Territory musicians' unique role in cultural landscape 

Adrian Walter, convener of the Creative Citizenship symposium

Creating the cultural landscape of the Northern Territory was reliant on its own citizens taking a major role, says Adrian Walter, the convener of the Creative Citizenship symposium.

In providing a case study of the Northern Territory’s biennial Darwin International Guitar Festival, Mr Walter said that such events would not be possible without the participation of musicians drawn from the local community.

He said the isolation of the Territory meant mainstream arts touring groups did not come very often, leaving the community to develop its own arts practice.

“In this environment cultural production by the citizens becomes just as significant as cultural consumption,” Mr Walter said.

“Community interaction was one of the key drivers of the Darwin International Guitar Festival Arts, whose aim is to facilitate collaborative projects with international and national performers and local musicians.”

The festival, which began in 1993, was successful in its aim of attracting big-name composers and performers to participate, with new compositions specially written by eminent composers such as Peter Sculthorpe and Ross Edwards.

Performers such as John Williams and Karin Schaupp were also enticed to the Top End to play in the festival’s concerts with the community musicians in exotic locations.

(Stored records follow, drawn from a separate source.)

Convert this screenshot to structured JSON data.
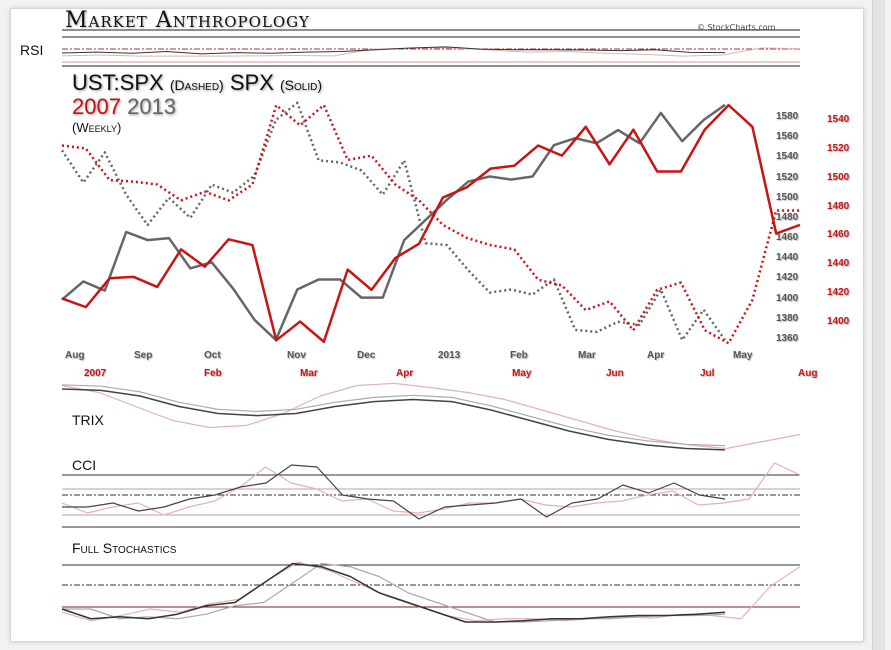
{
  "header": {
    "brand": "Market Anthropology",
    "credit": "© StockCharts.com"
  },
  "panels": {
    "rsi": "RSI",
    "trix": "TRIX",
    "cci": "CCI",
    "stoch": "Full Stochastics"
  },
  "title": {
    "line1_a": "UST:SPX",
    "line1_b": "(Dashed)",
    "line1_c": "SPX",
    "line1_d": "(Solid)",
    "year_red": "2007",
    "year_gray": "2013",
    "period": "(Weekly)"
  },
  "colors": {
    "red": "#c81414",
    "gray": "#555555",
    "light_red": "#e3b3b3",
    "light_gray": "#aaaaaa"
  },
  "chart_data": {
    "type": "line",
    "x_ticks_2013": [
      "Aug",
      "Sep",
      "Oct",
      "Nov",
      "Dec",
      "2013",
      "Feb",
      "Mar",
      "Apr",
      "May"
    ],
    "x_ticks_2007": [
      "2007",
      "Feb",
      "Mar",
      "Apr",
      "May",
      "Jun",
      "Jul",
      "Aug"
    ],
    "y_ticks_left_gray": [
      1580,
      1560,
      1540,
      1520,
      1500,
      1480,
      1460,
      1440,
      1420,
      1400,
      1380,
      1360
    ],
    "y_ticks_right_red": [
      1540,
      1520,
      1500,
      1480,
      1460,
      1440,
      1420,
      1400
    ],
    "ylim_gray": [
      1360,
      1580
    ],
    "ylim_red": [
      1400,
      1540
    ],
    "series": [
      {
        "name": "SPX 2013",
        "style": "solid",
        "color": "gray",
        "values": [
          1400,
          1418,
          1409,
          1467,
          1459,
          1461,
          1431,
          1437,
          1411,
          1380,
          1360,
          1410,
          1420,
          1420,
          1402,
          1402,
          1459,
          1479,
          1499,
          1517,
          1522,
          1519,
          1522,
          1553,
          1560,
          1555,
          1568,
          1555,
          1585,
          1557,
          1578,
          1593
        ]
      },
      {
        "name": "SPX 2007",
        "style": "solid",
        "color": "red",
        "values": [
          1417,
          1411,
          1431,
          1432,
          1425,
          1451,
          1439,
          1458,
          1454,
          1388,
          1401,
          1387,
          1437,
          1423,
          1445,
          1455,
          1487,
          1494,
          1507,
          1509,
          1523,
          1516,
          1536,
          1510,
          1534,
          1505,
          1505,
          1534,
          1551,
          1536,
          1462,
          1468
        ]
      },
      {
        "name": "UST:SPX 2013",
        "style": "dashed",
        "color": "gray",
        "values": [
          1548,
          1516,
          1546,
          1504,
          1474,
          1501,
          1481,
          1514,
          1506,
          1523,
          1578,
          1595,
          1538,
          1536,
          1528,
          1504,
          1538,
          1456,
          1454,
          1429,
          1407,
          1410,
          1405,
          1420,
          1370,
          1368,
          1378,
          1375,
          1410,
          1360,
          1390,
          1360
        ]
      },
      {
        "name": "UST:SPX 2007",
        "style": "dashed",
        "color": "red",
        "values": [
          1523,
          1521,
          1499,
          1498,
          1496,
          1485,
          1491,
          1485,
          1496,
          1551,
          1537,
          1551,
          1513,
          1516,
          1496,
          1485,
          1468,
          1459,
          1454,
          1451,
          1430,
          1426,
          1409,
          1415,
          1395,
          1423,
          1428,
          1395,
          1386,
          1416,
          1478,
          1478
        ]
      }
    ],
    "indicators": {
      "rsi": {
        "gray": [
          45,
          48,
          44,
          50,
          42,
          46,
          44,
          48,
          50,
          56,
          62,
          66,
          58,
          56,
          56,
          55,
          53,
          56,
          47,
          46
        ],
        "red": [
          35,
          38,
          34,
          34,
          34,
          35,
          36,
          35,
          58,
          62,
          62,
          55,
          48,
          50,
          44,
          40,
          34,
          38,
          62,
          60
        ]
      },
      "trix": {
        "gray": [
          90,
          88,
          80,
          65,
          55,
          52,
          55,
          65,
          72,
          75,
          72,
          60,
          45,
          30,
          18,
          10,
          5,
          3
        ],
        "red": [
          95,
          85,
          65,
          45,
          35,
          38,
          55,
          80,
          95,
          98,
          92,
          85,
          75,
          60,
          45,
          30,
          18,
          10,
          5,
          15,
          25
        ]
      },
      "cci": {
        "gray": [
          -60,
          -60,
          -40,
          -80,
          -60,
          -20,
          0,
          40,
          60,
          150,
          140,
          0,
          -20,
          -30,
          -120,
          -60,
          -50,
          -40,
          -20,
          -110,
          -40,
          -20,
          50,
          10,
          60,
          0,
          -20
        ],
        "red": [
          -40,
          -90,
          -60,
          -40,
          -100,
          -60,
          -30,
          40,
          140,
          60,
          30,
          -30,
          -20,
          -80,
          -90,
          -70,
          -40,
          -40,
          -20,
          -50,
          -60,
          -40,
          -30,
          0,
          20,
          -50,
          -40,
          -20,
          160,
          100
        ]
      },
      "stoch": {
        "gray": [
          20,
          5,
          8,
          5,
          12,
          25,
          30,
          60,
          90,
          85,
          70,
          45,
          30,
          15,
          0,
          0,
          2,
          5,
          5,
          8,
          10,
          10,
          12,
          15
        ],
        "red": [
          15,
          2,
          10,
          20,
          15,
          28,
          35,
          65,
          92,
          80,
          60,
          40,
          25,
          10,
          2,
          5,
          5,
          2,
          5,
          8,
          6,
          12,
          10,
          5,
          55,
          85
        ]
      }
    }
  }
}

Mr Walter was speaking on the second day of the symposium, expanding on the theme of community involvement in the arts laid out in a related case study on the first day by Martin Jarvis, founder of the Darwin Symphony Orchestra.

Associate professor Jarvis related how the DSO had moved ‘out of the box’ of the conventional music auditorium to bring symphony concerts to audiences in picturesque Northern Territory locations that were not always easy to access in logistical terms.

To play at Katherine Gorge for instance, required the intervention of the army which laid down special pontoon bridges as the ‘stage’ on the water for the musicians.

Both speakers showed slides of concerts in which they had taken part in locations as enchantingly different as Katherine Gorge, Nourlangie Rock, the Territory Wildlife Park, Darwin’s casino and its Supreme Court and Kununurra in the East Kimberley.

Mr Walter concluded that concerts with large orchestras in exotic locations were far too expensive to stage with professional orchestras from other parts of Australia. The Territory was unique in its ability to stage such concerts with the DSO.